WASHINGTON, Sept. 18 (Xinhua) -- The number of Americans who are optimistic about finding a quality job has hit a five-year high, but finding a good job is still tough for lower income earners, found a Gallup poll released Wednesday.
Twenty-seven percent of Americans nationwide say now is a good time to find a quality job, up significantly from 21 percent in August. The figure is by one point the highest since January 2008, according to the Sept. 5-8 poll.
More broadly, Americans' perceptions of the U.S. job market have tended to be more positive each month this year than during most months last year, and compared with 2009 through 2011, when the percentage saying it is a good time was consistently below 20 percent, Gallup found.
Upper-income Americans' optimism about the availability of good jobs surged 9 percentage points to 33 percent in September. Middle- income Americans' optimism is also at one of the highest levels of the year.
At the same time, lower-income Americans' optimism has faded, with 19 percent saying now is a good time to find a quality job -- unchanged from August but down from 26 percent in July, and 30 percent in June, Gallup found.
As a result, there is now a relatively wide gap separating lower-income Americans' views about jobs from the views of those in higher-income brackets, markedly different from earlier this year when the three groups' views were closer, Gallup found.
Young adults aged 18 to 29 and Democrats, as well as Hispanics and blacks -- both of which are predominantly Democratic groups -- are the most optimistic about finding quality work.
Democrats' relative optimism fits within a larger pattern whereby members of the president's party are the most upbeat about the U.S. economy.
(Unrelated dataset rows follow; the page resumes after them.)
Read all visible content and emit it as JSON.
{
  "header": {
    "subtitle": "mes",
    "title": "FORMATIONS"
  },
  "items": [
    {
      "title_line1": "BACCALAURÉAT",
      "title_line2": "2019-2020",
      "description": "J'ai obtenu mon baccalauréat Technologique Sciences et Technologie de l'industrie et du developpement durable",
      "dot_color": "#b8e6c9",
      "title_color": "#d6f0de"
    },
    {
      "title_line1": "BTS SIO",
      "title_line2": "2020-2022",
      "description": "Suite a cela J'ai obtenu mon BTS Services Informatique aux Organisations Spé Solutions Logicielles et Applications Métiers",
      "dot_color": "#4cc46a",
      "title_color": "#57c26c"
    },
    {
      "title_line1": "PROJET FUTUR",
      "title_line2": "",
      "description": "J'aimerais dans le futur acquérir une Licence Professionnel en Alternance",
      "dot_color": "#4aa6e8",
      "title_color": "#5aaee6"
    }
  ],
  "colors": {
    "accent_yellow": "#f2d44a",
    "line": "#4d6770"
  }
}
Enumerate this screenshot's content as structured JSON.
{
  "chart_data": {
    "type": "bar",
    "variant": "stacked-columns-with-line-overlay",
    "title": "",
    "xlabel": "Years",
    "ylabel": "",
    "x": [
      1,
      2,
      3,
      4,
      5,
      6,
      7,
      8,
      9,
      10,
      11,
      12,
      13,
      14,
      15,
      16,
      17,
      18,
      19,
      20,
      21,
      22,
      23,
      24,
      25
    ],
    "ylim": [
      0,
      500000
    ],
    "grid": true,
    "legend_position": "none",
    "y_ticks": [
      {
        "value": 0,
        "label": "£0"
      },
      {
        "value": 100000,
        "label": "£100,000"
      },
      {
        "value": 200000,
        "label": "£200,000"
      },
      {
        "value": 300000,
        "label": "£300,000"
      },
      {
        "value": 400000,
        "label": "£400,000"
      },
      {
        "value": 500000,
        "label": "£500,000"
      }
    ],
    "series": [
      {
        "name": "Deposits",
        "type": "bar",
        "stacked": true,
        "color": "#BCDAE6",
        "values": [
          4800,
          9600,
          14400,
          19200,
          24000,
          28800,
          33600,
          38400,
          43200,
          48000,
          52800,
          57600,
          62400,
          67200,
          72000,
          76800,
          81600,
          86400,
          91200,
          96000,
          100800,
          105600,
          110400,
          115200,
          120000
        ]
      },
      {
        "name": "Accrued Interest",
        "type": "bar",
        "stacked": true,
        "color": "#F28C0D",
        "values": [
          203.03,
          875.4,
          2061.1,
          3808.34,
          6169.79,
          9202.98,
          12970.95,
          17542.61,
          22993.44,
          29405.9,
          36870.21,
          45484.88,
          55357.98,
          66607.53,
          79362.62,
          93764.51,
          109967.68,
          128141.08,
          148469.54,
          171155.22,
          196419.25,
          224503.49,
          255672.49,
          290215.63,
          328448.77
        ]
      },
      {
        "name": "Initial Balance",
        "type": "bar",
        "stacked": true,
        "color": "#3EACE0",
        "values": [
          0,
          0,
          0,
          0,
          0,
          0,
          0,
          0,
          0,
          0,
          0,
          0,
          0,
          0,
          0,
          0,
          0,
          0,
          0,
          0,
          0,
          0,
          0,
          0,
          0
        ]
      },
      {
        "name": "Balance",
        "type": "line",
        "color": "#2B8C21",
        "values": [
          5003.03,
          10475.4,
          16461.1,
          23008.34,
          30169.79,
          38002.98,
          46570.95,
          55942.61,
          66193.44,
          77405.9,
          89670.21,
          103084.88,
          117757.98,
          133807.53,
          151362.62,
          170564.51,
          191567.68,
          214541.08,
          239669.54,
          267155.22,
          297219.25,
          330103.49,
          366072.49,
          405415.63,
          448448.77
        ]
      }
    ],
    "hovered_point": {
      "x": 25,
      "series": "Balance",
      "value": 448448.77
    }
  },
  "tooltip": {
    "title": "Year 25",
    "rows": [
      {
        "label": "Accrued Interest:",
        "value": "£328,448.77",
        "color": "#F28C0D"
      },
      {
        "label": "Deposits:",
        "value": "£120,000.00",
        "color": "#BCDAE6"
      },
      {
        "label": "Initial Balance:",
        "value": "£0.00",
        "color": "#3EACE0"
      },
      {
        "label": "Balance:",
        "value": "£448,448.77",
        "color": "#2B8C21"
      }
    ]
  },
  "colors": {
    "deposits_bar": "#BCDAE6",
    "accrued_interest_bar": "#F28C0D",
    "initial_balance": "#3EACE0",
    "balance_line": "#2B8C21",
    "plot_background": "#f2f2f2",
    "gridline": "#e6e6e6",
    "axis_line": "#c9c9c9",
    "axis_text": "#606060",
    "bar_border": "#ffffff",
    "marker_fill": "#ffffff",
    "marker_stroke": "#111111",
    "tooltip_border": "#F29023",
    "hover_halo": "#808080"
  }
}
Even so, majorities of all political, racial, and ethnic groups are more negative than positive on this question, Gallup found.
While still negative overall, Americans' perceptions of the nation's job market have generally been better this year than at any time since early 2008. While that is potentially good news, it is driven exclusively by improved perceptions among middle- and upper-income Americans, Gallup found.
Lower-income Americans' views on the issue have been at a yearly low since August, no doubt reflecting their challenges and frustrations at the bottom of the skills ladder, Gallup found.